Wednesday, November 12, 2008
Dining Out Mexican Style
There is an old Mexican addage: "Como Mexico no hay dos", meaning like Mexico, there is no other and I agree 100%. When you visit, get ready for a trip (journey) but also a mind trip. We arrived in Oaxaca, Mexico after an grueling bus trip, tired and hungry. As we entered the hotel I noticed a taco stand outside and once we were given our room, my wife opted for a nap while I went outside to get me some tacos. Mexicans have never heard of waiting your turn or of standing in line, so getting served was a matter of survival of the fittest.

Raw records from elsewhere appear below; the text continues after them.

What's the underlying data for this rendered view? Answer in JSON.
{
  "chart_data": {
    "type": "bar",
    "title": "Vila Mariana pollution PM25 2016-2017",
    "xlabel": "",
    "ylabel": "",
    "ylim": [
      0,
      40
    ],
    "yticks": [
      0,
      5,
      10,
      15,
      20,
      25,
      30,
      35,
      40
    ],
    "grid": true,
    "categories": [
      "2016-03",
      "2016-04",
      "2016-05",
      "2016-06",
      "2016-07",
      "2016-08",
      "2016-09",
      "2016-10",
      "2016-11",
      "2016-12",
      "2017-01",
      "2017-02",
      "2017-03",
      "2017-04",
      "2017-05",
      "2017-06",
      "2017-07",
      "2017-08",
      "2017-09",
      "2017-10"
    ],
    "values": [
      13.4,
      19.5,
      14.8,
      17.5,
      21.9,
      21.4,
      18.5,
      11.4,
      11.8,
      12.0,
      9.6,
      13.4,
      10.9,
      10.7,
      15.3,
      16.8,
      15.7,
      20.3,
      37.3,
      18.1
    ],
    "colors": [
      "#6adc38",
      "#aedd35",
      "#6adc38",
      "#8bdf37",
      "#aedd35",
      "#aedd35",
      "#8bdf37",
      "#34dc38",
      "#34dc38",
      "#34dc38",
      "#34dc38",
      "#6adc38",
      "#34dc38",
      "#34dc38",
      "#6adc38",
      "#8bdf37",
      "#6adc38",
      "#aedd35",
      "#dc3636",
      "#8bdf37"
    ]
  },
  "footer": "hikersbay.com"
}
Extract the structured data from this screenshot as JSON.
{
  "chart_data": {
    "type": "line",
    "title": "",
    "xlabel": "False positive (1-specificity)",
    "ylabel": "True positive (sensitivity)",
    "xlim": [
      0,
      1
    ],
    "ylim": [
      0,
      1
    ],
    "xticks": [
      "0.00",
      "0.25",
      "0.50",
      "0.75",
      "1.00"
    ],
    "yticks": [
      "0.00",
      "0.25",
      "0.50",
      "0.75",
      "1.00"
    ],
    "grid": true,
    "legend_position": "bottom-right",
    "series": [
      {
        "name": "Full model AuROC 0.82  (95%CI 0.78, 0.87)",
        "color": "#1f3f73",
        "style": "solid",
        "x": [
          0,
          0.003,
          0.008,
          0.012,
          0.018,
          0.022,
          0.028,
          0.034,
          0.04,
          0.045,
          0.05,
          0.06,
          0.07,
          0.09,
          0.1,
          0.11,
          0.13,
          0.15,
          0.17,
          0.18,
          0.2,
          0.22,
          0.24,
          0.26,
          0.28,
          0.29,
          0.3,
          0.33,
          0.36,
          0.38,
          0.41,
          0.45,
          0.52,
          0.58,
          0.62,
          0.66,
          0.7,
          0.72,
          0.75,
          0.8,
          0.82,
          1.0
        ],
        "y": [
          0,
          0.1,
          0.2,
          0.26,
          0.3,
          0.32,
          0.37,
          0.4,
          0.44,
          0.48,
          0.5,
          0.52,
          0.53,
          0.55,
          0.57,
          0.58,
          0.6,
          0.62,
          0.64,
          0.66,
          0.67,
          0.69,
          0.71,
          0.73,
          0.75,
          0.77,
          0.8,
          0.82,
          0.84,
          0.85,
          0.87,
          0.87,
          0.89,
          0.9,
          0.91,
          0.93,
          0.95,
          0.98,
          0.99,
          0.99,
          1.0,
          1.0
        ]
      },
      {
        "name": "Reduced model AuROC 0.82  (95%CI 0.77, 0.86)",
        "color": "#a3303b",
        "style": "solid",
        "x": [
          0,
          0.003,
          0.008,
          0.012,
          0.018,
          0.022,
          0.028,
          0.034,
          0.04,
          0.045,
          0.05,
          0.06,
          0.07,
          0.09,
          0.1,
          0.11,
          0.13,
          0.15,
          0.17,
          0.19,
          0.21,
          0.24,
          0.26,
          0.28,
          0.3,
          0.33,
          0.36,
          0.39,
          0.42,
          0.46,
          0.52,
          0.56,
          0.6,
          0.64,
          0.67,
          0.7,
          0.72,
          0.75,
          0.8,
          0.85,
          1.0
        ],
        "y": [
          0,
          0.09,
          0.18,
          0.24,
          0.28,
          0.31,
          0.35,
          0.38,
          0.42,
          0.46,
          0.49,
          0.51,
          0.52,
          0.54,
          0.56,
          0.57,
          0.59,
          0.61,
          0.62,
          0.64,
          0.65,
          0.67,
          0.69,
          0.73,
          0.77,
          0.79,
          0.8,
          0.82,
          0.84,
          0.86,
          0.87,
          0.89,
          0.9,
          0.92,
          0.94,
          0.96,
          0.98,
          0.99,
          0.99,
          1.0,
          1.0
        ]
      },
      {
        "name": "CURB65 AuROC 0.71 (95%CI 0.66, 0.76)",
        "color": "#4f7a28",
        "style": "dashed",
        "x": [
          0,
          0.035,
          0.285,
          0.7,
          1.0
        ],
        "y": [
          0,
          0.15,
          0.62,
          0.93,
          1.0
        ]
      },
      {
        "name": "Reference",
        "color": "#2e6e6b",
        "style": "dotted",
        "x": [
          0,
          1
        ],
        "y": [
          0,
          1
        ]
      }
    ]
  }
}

There was the usual jousting, pushing and elbowing and the hand gestures, or whistling to catch the eye of one of the servers, who were racing around filling orders. It must have been arounnd lunchtime since there was a large crowd. After about 12 minutes I was no closer to getting my order in. In an act of desperation I cliked my fingers and finally made eye contact with one of the girls. I shouted in my order and she nodded. After another 10 minutes I caught her eye again and she assured me my tacos were on their way. When my order was finally done, she raced by and slid my plate of tacos accross the counter and disappeared into the chaos. However, there was no salsa anywhere nearby and everybody knows you can't eat tacos without salsa! Again, I tried to make contact with one of the servers so one of them would bring me some salsa. After another 5 minutes, I made contact with the young lady who had served me and shouted out "Salsa! Aqui!" Pointing to my plate of tacos. She looked at me contemptously, grabbed a molcajete filled with salsa and deftly slid it towards me, spilling some of the contents all over the counter. By this time my blood began to steam. To make matters worse, one of the legs of the molcajete was shorter than the other two and the salsa continued to spill. Once again I glared at the girl's back hoping she could feel my growing rage and when our eyes met, I shouted "Look, one of the legs on the molcajete is too short and the salsa is spilling all over the place!" She paused, scowled at me and in an almost acrobatic movement, grabbed a tomato and stuck it under the short leg! I was dumfounded. I ate my tacos quietly, my ego totally burst, and accepted my defeat "como un hombre" (like a man). It is true: Como Mexico no hay dos!